Koto Piliang memprakterkkan salah cotok bakuduang paruah, salah lulua babalah paruik (salah patok berkudung paruh, salah telan berbelah perut). Artinya, orang yang bersalah diumpamakan seekor burung yang apabila mematok sesuatu yang bukan haknya, maka paruhnya di potong, dan apabila telah memakan sesuatu sampai ke perutnya, maka perutnya akan di bedah untuk mengambil kembali apa yang telah ditelannya (Alma, Buchari. 2004: 99).

4.3.2.2Pimpinan Adat Koto Piliang

Secara tradisional pemimpin dalam masyarakat Minangkabau adalah penghulu.

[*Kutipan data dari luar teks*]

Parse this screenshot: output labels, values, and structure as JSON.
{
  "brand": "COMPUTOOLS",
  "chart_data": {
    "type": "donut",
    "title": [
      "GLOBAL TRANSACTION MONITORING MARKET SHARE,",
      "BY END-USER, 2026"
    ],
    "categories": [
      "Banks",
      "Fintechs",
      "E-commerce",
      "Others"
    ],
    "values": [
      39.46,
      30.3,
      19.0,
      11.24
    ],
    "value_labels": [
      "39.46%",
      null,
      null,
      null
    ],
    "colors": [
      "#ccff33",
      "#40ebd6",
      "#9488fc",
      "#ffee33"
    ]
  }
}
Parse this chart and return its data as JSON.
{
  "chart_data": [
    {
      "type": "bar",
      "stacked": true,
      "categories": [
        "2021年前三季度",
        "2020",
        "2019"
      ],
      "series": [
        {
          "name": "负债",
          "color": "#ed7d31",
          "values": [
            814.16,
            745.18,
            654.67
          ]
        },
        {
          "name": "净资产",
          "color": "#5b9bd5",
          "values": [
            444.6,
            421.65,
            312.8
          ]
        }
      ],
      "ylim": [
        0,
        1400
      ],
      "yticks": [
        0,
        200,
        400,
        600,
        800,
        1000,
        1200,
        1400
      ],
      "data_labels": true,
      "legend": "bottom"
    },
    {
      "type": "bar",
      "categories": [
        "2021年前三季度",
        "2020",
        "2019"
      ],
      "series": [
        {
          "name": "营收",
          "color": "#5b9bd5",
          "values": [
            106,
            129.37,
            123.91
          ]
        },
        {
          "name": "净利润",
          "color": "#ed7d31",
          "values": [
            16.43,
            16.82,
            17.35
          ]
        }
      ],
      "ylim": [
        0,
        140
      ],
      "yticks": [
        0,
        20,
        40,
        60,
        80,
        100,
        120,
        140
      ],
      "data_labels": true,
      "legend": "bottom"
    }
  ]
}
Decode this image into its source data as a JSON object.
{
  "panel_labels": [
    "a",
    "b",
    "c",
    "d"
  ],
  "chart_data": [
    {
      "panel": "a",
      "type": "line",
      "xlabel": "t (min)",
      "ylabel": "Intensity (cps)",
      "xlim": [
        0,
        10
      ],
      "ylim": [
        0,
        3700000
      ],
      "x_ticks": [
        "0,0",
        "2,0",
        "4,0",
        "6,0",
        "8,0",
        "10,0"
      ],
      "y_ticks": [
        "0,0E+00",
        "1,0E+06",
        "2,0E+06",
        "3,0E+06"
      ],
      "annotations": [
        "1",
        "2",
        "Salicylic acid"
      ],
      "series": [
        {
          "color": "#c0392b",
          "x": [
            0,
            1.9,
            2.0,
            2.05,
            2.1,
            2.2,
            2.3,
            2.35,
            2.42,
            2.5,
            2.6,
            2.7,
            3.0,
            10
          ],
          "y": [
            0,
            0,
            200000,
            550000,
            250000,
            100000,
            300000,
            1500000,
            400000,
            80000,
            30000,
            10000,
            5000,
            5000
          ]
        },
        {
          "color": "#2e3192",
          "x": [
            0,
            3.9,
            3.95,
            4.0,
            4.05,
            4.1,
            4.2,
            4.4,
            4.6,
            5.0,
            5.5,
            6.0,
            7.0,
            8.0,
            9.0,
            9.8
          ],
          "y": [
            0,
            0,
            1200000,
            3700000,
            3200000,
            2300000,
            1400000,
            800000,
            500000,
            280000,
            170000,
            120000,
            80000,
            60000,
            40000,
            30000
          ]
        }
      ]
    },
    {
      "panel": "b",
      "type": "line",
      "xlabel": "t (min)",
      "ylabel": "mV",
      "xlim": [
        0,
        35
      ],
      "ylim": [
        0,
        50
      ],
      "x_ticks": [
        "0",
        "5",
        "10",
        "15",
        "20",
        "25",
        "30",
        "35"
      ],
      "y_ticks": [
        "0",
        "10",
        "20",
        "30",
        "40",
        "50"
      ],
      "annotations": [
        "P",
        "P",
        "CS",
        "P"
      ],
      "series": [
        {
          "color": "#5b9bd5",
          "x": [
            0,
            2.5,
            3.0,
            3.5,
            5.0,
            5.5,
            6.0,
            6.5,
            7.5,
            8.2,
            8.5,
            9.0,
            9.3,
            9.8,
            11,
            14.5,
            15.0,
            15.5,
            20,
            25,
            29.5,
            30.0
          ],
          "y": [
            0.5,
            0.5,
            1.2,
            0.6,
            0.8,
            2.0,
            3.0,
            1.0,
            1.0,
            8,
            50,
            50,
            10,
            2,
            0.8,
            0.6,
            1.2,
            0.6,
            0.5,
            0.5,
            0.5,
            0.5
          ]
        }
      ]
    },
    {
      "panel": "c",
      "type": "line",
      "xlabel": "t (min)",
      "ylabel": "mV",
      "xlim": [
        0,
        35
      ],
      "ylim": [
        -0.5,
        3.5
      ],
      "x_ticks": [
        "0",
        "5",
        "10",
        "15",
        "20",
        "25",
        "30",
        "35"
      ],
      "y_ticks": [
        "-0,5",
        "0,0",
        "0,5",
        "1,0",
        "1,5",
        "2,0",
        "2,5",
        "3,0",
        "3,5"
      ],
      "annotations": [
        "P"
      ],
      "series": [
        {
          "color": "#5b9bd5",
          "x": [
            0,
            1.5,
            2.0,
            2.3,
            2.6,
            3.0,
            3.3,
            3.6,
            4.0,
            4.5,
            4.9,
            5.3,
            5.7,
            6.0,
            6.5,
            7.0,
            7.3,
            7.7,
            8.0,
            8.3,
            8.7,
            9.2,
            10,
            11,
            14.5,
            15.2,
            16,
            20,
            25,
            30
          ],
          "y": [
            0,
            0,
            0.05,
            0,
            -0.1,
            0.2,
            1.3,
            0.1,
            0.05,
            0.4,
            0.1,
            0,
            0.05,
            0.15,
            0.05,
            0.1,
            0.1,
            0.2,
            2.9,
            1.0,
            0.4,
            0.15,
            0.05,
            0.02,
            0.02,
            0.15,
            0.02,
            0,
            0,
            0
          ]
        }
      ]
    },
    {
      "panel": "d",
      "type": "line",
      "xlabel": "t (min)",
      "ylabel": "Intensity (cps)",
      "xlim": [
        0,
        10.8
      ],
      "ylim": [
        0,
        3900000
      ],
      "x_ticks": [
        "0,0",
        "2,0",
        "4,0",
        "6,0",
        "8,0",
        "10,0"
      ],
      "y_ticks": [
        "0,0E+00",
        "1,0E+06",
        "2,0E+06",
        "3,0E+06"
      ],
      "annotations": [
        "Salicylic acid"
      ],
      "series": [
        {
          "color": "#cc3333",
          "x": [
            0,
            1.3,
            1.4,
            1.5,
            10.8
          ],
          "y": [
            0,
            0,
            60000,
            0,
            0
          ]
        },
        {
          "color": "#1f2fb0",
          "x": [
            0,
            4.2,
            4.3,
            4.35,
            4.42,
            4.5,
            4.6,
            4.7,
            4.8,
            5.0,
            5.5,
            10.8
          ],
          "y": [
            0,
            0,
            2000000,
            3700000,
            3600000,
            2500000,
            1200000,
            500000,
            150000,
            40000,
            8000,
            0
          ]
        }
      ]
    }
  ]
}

Penghulu biasanya berhak dan memiliki privilege menjadi pemimpin sebuah nagari. Eksistensi penghulu dalam menjalankan tugasnya bukanlah pemimpin tunggal melainkan duduk bersama dengan perangkat lainnya. Pranata institusi ini selanjutnya lebih di kenal dengan Tungku Tigo Sajarangan – Tigo Tali Sapilin yang terdiri dari unsur ninik mamak, alim ulama, dan cerdik pandai. Pada perkembangannya termasuk unsure bundo kanduang sebagai parik paga dalam nagari sehingga dikenal dengan sebutan Nan Ampek Jinih (Alma,

(28)

Buchari. 2004: 122). Masing-masing dari mereka sudah mempunyai kewenangan dan deskripsi kerja yang jelas.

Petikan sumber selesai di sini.